Si notre valeur de liberté ne voit pas pourquoi on interdirait à un producteur du sud-ouest de planter du riesling - dont le succès ne peut se créer que par une réussite commerciale - on sent bien que c'est un peu une porte ouverte à du n'importe quoi.

La seconde implique là encore une restriction de libertés à un moment où l'Europe reste quand même dans une optique de libéralisation des choses. Permettre à x ou y de planter des ceps là où, pour le moment, c'est interdit, on peut se demander : au nom de quoi ? De la protection de ceux qui sont sur place ? C'est un peu un protectionnisme caché. Mais en même temps, de nouveaux pays comme la Roumanie : pourquoi n'aurait-il pas le droit de développer ses propres vignobles sans passer par des fourches caudines européennes ?

Autre argument, économique cette fois, les surplus de production. Bien des régions ont du mal à bien vivre de leur viticulture. Permettre à de nouveaux arrivants de planter à tour de bras, est-ce bien nécessaire ?

Autre argument, qualitatif cette fois, la qualité des terres. Tout le monde est à peu près d'accord pour dire que les meilleures terres pour la vigne sont plantées. Bon, en Champagne, il y a sans doute à redire sur ce point. Mais ailleurs ? Permettre de planter, ce serait ouvrir la porte à un nivellement vers le bas.

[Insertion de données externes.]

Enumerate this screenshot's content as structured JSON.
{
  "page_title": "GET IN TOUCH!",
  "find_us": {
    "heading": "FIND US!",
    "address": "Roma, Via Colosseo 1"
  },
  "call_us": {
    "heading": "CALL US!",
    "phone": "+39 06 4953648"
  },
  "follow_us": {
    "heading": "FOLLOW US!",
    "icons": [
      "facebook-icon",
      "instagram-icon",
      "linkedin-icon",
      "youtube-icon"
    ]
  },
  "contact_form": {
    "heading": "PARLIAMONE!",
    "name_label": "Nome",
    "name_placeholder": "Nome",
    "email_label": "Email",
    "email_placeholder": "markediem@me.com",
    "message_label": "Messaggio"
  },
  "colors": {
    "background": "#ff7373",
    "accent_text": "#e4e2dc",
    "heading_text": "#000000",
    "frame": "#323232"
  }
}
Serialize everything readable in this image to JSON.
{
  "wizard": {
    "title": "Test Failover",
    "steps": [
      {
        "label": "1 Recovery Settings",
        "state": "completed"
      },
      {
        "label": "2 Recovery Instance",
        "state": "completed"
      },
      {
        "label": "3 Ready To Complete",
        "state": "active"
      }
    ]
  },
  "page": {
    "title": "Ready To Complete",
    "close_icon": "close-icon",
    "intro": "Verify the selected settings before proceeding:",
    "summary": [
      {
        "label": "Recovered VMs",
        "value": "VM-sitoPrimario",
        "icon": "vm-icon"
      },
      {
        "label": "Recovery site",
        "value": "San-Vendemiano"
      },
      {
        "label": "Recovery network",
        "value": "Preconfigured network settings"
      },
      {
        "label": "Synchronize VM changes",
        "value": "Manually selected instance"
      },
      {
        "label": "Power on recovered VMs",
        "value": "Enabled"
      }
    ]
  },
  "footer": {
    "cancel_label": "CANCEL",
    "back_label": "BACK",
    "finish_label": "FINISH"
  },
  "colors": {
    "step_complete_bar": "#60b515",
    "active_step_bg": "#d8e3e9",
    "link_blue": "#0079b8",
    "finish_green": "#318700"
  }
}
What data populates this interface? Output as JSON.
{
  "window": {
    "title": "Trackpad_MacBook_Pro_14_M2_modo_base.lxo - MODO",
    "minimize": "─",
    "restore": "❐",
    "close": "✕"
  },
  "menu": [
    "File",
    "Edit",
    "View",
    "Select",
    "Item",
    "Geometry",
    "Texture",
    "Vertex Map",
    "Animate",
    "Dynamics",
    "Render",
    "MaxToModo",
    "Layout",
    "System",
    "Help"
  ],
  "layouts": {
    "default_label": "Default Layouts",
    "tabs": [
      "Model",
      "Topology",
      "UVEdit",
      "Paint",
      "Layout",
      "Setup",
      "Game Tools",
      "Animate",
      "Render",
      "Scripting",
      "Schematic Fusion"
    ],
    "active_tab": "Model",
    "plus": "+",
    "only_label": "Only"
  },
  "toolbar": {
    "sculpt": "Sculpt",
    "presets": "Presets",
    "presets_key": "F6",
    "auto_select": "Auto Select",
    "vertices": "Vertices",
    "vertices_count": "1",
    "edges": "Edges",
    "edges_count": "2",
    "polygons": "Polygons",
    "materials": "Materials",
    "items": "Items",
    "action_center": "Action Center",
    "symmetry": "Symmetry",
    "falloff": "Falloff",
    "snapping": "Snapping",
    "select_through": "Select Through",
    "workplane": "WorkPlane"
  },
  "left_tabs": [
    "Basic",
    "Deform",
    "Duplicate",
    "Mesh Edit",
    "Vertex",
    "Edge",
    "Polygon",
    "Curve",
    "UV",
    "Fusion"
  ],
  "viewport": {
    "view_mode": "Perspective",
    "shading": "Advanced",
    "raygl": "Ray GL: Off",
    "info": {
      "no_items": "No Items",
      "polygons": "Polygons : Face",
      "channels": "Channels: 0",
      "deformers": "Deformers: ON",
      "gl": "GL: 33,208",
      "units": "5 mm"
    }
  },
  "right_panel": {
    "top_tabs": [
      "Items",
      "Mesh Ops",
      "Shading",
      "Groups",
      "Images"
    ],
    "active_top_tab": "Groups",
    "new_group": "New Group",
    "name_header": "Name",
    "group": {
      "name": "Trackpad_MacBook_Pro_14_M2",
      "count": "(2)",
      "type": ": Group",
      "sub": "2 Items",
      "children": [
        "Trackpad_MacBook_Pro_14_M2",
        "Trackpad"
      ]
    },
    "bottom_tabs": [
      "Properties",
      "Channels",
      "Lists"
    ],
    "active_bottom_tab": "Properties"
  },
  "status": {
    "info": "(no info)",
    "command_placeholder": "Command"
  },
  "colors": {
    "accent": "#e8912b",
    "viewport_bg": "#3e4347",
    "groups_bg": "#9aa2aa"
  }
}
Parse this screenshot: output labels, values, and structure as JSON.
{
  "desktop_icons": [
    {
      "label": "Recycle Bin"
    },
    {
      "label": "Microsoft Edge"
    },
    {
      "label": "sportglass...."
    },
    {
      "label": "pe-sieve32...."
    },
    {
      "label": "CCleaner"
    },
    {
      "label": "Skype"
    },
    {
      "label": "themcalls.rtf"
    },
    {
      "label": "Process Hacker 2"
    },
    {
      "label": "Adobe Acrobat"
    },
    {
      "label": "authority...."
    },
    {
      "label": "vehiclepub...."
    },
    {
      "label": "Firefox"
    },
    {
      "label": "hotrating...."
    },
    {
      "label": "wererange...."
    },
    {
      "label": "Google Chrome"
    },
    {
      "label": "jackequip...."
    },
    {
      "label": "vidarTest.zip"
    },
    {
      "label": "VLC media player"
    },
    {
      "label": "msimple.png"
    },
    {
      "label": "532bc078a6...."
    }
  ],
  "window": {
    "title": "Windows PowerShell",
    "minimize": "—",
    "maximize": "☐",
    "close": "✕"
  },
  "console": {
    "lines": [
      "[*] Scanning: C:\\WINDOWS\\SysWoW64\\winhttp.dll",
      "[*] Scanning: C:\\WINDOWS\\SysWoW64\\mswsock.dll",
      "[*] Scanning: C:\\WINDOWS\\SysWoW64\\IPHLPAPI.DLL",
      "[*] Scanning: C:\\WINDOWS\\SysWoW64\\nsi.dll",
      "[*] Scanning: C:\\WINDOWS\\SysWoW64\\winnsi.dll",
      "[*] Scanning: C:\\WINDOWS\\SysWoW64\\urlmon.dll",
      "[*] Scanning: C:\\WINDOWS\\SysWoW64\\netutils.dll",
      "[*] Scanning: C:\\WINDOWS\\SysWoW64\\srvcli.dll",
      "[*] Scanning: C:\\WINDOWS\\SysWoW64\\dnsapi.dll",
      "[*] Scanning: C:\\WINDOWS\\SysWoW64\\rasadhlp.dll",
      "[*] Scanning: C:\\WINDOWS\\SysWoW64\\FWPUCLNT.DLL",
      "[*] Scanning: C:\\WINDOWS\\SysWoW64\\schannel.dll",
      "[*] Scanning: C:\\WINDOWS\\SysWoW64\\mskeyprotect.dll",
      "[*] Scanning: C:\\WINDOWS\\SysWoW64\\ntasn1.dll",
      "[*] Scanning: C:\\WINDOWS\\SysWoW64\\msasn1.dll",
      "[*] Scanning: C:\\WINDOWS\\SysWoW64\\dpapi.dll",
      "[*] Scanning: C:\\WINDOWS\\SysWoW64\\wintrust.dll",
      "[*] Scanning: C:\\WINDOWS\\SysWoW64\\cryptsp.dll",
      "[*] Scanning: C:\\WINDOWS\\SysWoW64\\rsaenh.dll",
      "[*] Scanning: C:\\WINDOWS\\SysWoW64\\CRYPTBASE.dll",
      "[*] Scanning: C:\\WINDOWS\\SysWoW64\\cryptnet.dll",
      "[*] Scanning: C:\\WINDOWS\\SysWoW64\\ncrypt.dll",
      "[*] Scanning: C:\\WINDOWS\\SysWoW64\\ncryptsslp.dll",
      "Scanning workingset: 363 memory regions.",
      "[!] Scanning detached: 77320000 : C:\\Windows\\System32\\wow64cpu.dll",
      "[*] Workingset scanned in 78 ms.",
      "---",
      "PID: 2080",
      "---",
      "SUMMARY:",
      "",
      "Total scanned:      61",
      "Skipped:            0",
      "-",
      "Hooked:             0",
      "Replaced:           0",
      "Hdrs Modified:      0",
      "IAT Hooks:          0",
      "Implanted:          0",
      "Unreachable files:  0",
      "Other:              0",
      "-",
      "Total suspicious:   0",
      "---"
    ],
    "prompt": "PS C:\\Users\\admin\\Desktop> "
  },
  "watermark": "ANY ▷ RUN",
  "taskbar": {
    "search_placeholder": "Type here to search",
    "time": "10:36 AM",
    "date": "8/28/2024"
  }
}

On le voit : il y a là deux problèmes qui seront plus ou moins bien traités dans les années à venir. En espérant que les décideurs, les législateurs comprendront que la seule et saine sortie de la vigne européenne ne doit se faire que par le haut, et en préservant, autant que faire se peut, les deux spécificités majeures des vins européens : une tradition historique et une culture allant au-delà d'un simple produit économique.